Improving Cash Flow
VAT should not be a burden to companies: it is a tax on consumers that happens to be collected by businesses.
Unfortunately, VAT obligations can often create cash flow issues for firms trading cross-border and consequently it is important to take steps to minimise any impact.
Last year, a leading distribution business dealing in raw materials (iron, steel and magnesium), contacted us and asked to be provided with a competitive proposal for specialist VAT advice.
The business was being advised by a consultant, but the company had independently identified that current processes were not optimised and that there were negative cash flow consequences. They were also concerned about being exposed to a level of risk that they were uncomfortable with and which they wanted to reduce.
Supply Chain Analysis
After reviewing the client’s existing compliance structure and some of its supply chains we took over the management of its Spanish VAT registration from their previous provider.
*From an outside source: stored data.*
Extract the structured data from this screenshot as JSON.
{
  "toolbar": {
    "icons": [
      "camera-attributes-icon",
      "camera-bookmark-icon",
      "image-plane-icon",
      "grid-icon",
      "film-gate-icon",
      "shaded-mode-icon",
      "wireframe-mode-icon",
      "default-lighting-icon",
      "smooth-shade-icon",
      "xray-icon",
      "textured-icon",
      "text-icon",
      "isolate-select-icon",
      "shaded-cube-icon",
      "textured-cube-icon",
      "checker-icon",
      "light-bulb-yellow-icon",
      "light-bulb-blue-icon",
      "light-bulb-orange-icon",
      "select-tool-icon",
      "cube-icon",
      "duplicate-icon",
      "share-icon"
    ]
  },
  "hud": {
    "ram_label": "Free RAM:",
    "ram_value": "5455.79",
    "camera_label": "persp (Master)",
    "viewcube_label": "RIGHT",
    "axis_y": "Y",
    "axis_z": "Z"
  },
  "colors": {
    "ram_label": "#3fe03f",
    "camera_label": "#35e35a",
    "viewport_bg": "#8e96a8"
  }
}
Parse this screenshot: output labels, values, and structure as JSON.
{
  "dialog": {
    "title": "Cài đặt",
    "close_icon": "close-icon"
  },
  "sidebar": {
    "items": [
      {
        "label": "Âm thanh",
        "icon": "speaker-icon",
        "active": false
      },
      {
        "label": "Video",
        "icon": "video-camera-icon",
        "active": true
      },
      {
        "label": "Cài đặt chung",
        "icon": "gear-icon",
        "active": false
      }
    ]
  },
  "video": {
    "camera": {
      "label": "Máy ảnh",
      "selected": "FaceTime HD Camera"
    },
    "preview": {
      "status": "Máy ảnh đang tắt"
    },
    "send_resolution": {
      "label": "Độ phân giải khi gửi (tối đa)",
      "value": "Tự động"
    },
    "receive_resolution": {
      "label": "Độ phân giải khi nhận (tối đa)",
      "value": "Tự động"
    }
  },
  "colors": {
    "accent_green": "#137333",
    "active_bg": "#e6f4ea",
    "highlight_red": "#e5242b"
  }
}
Accordance also helped the business to obtain two further VAT registrations in other EU Member States, the need for which were identified during our initial review work.
These actions allowed the client to move the responsibility for VAT compliance management to a specialist VAT practice, Accordance. This one action instantly gave them more visibility on their VAT position across multiple jurisdictions and also meant that risk could be much more readily controlled and managed.
Finally, we also advised our client to become part of the voluntary Special Monthly Refund Register (REDEME) regime in Spain which allows for qualifying businesses to obtain VAT refunds on a monthly basis (as opposed to annually). This had a very positive impact on reducing cash-flow blockages which then led to the effect of freeing up cash to be invested in the business itself.